Astrônomos avistaram o sistema, descrito na revista científica Nature, quando o planeta e sua estrela distorceram a luz da estrela ao fundo. O distante e afortunado planeta, que possui o tamanho de Júpiter, orbita um minúsculo cadáver estelar — uma estrela anã branca fraca do tamanho da Terra, que já foi muito parecida com o Sol.
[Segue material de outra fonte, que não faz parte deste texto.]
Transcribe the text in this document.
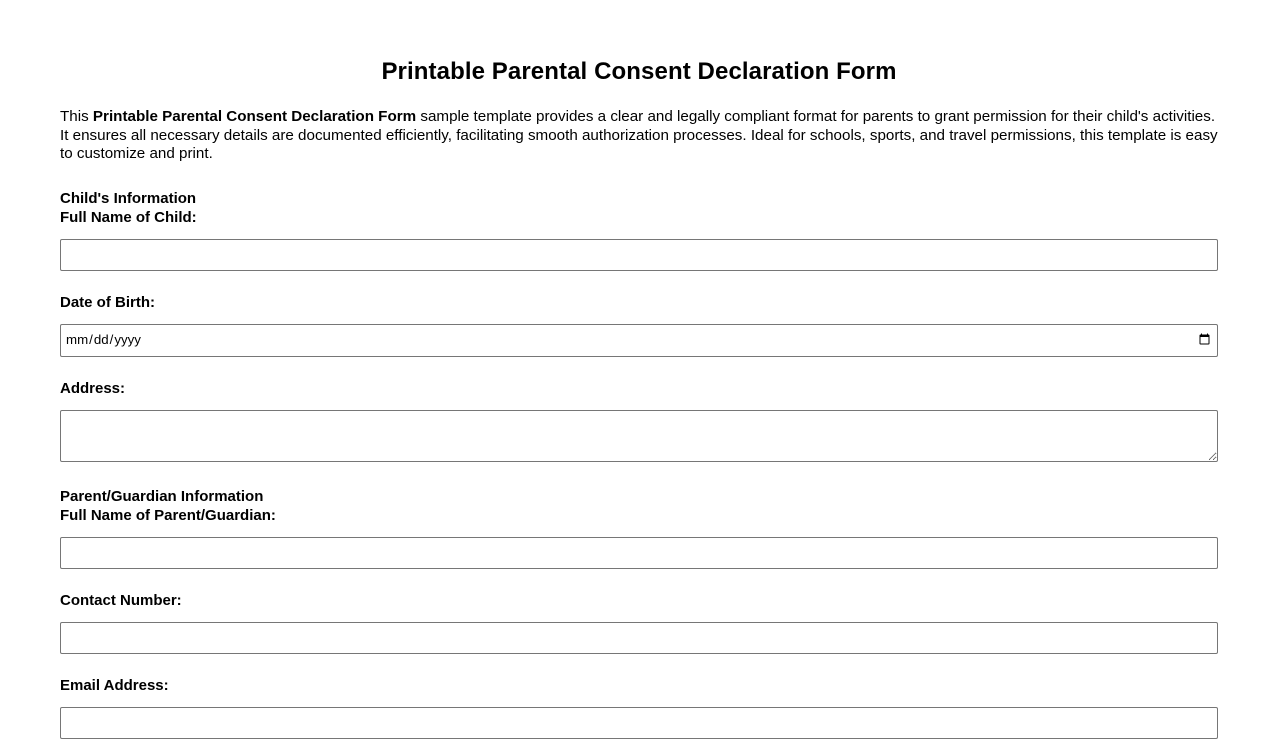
Printable Parental Consent Declaration Form

This Printable Parental Consent Declaration Form sample template provides a clear and legally compliant format for parents to grant permission for their child's activities. It ensures all necessary details are documented efficiently, facilitating smooth authorization processes. Ideal for schools, sports, and travel permissions, this template is easy to customize and print.

Child's Information

Full Name of Child:

Date of Birth:

Address:

Parent/Guardian Information

Full Name of Parent/Guardian:

Contact Number:

Email Address:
Conforme a estrela envelheceu, ela se expandiu e se transformou em uma gigante vermelha antes de entrar em colapso e virar uma densa anã branca — um processo que pode facilmente destruir planetas em órbita.

“Esse planeta poderia ter sido facilmente destruído”, afirma Juliette Becker do Caltech, que não participou da identificação. “Provavelmente, escapou da destruição por muito pouco.”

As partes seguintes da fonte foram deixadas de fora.